Alternatively, the pdfium based insert is a full PDF viewer and renders the content to document canvas with high fidelity.

IMHO => NAB, this is not a bug, but providing logic in the PDF import filter to recognize URI would be useful.

Strangely can't find an enhancement request for filter import of URL from PDF, setting => Enhancement
Comment 6 Graham Perrin 2022-12-22 02:22:22 UTC
Thank you, 

(In reply to V Stuart Foote from comment #5)

> … the pdfium based insert 

Please, can you put this in a LibreOffice context for me? 

I see <https://pdfium.googlesource.com/pdfium/+/refs/heads/main/README.md>, however it's entirely new to me. 


> Strangely can't find an enhancement request for filter import of URL from
> PDF, setting => Enhancement

I'll edit the summary line here to focus on the enhancement. 

----

Assume that the visual breakage (essentially: monospace misrepresented as proportional) falls under bug 85295.
Comment 7 V Stuart Foote 2022-12-22 02:46:54 UTC
(In reply to Graham Perrin from comment #6)
> > … the pdfium based insert 
> 
> Please, can you put this in a LibreOffice context for me? 
> 
> I see <https://pdfium.googlesource.com/pdfium/+/refs/heads/main/README.md>,
> however it's entirely new to me. 
> 

The pdfium is the Google sponsored PDF viewer for the Chrome browse. Its open source libs provide an alternative to poppler libs for parsing PDF pages to LO's vcl canvas. See bug 89727 and its see also links...

these commits:
=-ref-=
https://gerrit.libreoffice.org/26586
https://gerrit.libreoffice.org/26628
https://gerrit.libreoffice.org/26695
https://gerrit.libreoffice.org/26706
https://gerrit.libreoffice.org/26724
https://gerrit.libreoffice.org/26739
https://gerrit.libreoffice.org/26743
https://gerrit.libreoffice.org/26755
Comment 8 Graham Perrin 2022-12-22 21:19:10 UTC
(In reply to V Stuart Foote from comment #7)

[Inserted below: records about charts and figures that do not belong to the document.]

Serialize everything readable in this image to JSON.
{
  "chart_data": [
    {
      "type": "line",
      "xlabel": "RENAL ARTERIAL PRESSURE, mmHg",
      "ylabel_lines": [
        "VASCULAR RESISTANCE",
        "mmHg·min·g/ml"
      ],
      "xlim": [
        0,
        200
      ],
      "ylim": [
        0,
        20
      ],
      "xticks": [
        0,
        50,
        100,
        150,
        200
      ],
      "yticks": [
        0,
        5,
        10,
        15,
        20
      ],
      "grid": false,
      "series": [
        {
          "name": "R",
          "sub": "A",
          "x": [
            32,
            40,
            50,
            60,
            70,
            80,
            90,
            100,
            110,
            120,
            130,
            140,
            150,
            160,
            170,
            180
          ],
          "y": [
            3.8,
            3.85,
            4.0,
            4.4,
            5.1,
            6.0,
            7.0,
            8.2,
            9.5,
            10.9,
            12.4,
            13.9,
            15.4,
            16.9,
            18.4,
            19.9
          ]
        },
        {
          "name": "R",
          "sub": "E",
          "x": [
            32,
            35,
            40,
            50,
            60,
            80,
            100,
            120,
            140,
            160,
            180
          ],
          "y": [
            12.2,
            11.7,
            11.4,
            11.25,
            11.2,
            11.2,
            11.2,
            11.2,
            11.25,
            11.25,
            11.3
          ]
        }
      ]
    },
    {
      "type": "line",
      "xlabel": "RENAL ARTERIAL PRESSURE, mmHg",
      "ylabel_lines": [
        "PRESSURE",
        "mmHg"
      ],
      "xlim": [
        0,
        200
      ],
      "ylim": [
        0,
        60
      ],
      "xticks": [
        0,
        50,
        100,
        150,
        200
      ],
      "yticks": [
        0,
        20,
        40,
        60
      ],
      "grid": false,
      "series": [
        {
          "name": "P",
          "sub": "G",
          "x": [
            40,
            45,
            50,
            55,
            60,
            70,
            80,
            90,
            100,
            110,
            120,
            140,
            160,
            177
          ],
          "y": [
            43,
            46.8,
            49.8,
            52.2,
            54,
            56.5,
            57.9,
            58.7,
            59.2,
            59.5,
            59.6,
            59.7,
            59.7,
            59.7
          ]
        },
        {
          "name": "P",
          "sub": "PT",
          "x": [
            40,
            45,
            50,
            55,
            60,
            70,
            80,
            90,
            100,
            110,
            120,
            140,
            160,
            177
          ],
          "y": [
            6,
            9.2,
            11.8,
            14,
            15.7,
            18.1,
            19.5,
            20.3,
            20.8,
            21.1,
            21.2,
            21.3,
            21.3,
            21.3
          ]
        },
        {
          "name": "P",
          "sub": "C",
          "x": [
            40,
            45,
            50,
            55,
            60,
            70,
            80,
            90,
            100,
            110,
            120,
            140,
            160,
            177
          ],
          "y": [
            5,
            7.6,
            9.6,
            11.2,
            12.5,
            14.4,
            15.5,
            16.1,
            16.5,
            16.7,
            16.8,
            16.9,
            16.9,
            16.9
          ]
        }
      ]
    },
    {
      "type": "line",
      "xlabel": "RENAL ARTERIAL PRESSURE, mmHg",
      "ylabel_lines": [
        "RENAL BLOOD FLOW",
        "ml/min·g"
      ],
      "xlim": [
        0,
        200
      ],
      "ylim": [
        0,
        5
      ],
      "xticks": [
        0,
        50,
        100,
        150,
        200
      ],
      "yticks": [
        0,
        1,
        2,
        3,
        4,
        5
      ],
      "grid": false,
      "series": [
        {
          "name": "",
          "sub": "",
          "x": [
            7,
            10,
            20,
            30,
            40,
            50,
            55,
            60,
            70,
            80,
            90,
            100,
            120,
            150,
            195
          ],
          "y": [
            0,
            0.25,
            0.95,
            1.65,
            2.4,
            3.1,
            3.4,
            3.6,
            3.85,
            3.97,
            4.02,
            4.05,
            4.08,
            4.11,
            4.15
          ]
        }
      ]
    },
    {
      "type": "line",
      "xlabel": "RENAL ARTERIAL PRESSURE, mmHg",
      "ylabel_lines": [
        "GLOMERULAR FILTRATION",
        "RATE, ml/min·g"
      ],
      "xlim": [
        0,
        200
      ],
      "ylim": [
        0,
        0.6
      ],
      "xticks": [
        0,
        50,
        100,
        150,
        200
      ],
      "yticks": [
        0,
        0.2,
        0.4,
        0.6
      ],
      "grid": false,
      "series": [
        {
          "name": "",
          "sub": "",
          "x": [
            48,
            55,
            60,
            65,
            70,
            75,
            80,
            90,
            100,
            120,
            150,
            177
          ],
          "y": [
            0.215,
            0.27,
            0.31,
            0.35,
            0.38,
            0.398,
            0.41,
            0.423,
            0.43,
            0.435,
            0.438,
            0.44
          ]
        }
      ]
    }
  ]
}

Thanks, no mention of PDFium in LibreOffice Help :-(

I had to search the Internet for a while to discover the feature. 

Draw requires use of the Insert menu (never the File menu) to use PDFium with a PDF file … something like that?
Comment 9 Buovjaga 2023-09-28 10:04:25 UTC
*** Bug 157242 has been marked as a duplicate of this bug. ***
Comment 10 Eyal Rozenberg 2023-09-28 19:00:44 UTC
(In reply to V Stuart Foote from comment #5)
> LibreOffice is not a PDF viewer or editor.

I have recently given a presentation at LOCon about this very issue:

https://app.box.com/s/9y6aiisdagyavppi4132qakt8fck2gif

bottom line:

LibreOffice is the most popular FOSS application people use to edit PDFs. And while it is not appropriate for precision edits of a PDF's structure - an office suite is quite well suited for tasks like editing the exported PDF from a web page. So that's not a valid argument.

LibreOffice' import filter for PDFs is is simply faulty, and must be improved - for the benefit of many users and millions of potential users. It's as simple as that.


Also, on an unrelated note: The hyperlinks are discarded also with the Writer import filter.